05 May Do non-residents pay estate/inheritance tax?
Photo: DodgertonSkillhause/morguefile.comQ. Assuming the New Jersey estate tax remains in place, does it apply to a non-resident who may own a piece of property in New Jersey?
— Property owner
A. We’re going to make some basic assumptions in order to answer your question: that the decedent is a non-resident of New Jersey, and/or the heir is a non-resident of New Jersey.
Also note the New Jersey estate tax is on its way out, but the federal estate tax remains.
A non-resident who owns or inherits real estate in New Jersey will not be subject to New Jersey estate tax, said Matthew DeFelice, a certified financial planner with U.S. Financial Services in Fairfield.
However, the property may be subject to inheritance tax, which will range between 11 and 16 percent — depending on the relationship between the decedent and the heir. This must be paid within eight months from the date of the decedent’s passing, DeFelice said.
He said the inheritance tax applies if the real property in New Jersey passes to Class C or Class D beneficiaries, which include cousins, aunts, uncles and siblings. If the property passes to Class A beneficiaries, which include a spouse or civil union/domestic partner, children, lineal ancestors, and stepchildren, there is no inheritance tax.

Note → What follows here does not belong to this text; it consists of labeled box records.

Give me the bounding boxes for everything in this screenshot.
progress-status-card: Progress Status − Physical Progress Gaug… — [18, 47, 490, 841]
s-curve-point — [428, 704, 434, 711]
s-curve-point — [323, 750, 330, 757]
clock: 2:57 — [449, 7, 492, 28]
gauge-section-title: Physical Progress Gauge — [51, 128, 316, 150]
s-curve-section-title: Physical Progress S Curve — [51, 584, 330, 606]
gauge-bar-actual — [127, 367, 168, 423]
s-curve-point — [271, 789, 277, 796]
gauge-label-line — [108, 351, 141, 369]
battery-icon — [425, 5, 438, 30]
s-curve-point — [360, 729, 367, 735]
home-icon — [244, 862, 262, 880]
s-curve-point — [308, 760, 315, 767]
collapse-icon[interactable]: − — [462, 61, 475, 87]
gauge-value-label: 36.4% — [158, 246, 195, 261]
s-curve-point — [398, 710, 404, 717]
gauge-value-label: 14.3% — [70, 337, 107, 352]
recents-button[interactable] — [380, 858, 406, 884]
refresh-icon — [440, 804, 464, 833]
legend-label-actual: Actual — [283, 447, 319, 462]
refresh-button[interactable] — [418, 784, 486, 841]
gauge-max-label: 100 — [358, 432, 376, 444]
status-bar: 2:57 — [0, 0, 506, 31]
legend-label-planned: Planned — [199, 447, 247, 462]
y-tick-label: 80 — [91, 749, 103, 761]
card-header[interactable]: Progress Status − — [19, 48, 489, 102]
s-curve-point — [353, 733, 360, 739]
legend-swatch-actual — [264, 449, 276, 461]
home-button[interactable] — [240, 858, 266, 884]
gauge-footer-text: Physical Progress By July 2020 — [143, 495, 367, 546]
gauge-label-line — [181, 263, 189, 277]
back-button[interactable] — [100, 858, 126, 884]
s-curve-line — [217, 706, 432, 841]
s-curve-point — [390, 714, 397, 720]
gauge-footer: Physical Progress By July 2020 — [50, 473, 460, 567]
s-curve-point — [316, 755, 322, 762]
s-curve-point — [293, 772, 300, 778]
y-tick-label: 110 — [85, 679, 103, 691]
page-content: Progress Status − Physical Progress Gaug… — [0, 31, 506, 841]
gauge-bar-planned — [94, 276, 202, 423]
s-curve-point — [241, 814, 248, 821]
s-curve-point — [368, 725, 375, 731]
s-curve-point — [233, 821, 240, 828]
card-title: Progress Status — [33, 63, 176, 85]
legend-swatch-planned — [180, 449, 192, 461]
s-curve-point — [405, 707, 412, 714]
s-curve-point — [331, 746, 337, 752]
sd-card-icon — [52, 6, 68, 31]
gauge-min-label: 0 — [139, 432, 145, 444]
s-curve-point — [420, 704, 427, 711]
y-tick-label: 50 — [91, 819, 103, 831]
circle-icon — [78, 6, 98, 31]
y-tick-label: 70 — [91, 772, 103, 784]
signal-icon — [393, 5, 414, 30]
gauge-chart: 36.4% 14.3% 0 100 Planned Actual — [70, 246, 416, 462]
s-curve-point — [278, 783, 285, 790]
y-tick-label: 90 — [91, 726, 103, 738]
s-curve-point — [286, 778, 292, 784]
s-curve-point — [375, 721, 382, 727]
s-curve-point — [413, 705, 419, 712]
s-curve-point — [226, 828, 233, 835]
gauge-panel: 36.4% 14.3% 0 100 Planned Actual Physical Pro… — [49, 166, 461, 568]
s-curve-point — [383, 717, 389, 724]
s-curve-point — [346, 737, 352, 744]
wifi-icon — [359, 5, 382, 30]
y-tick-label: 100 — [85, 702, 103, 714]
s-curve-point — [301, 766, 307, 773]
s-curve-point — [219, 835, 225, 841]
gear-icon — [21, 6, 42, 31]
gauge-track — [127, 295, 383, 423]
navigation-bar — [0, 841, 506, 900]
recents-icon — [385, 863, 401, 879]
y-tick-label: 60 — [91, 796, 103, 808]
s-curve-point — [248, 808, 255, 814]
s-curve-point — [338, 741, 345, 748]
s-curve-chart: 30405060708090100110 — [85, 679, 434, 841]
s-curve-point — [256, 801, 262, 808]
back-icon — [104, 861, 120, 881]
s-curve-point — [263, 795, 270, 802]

“Assuming the decedent or heir is a non-resident, be aware that the property will have to pass through ancillary probate to get the deed into their name – and there are some costs involved there as well,” he said. “When an estate is processed and distributed, the real property has to go into the decedent’s estate and is subject to probate costs in the state where the property is located before being distributed to the heirs.”
DeFelice said if the property owner is still alive, there are ways to avoid the property going to probate.
For example, if the property is owned for personal use, you can establish a Revocable Living Trust and transfer the deed into the trust.
“The property is still included in the decedent’s estate for federal estate tax purposes, but since the trust owns the property it will avoid probate costs in any state,” he said.
If the property is owned for investment purposes, you can establish an LLC to own the property and you would instead own shares of the LLC, DeFelice said. In addition to avoiding probate, there is no New Jersey inheritance tax here because shares of the LLC are considered intangible personal property, he said.
He recommends as with any complicated estate tax planning matter, you should consult an estate planning attorney and a knowledgeable tax advisor or CPA to find out what if any tax returns need to be filed and to make sure you are using the correct forms.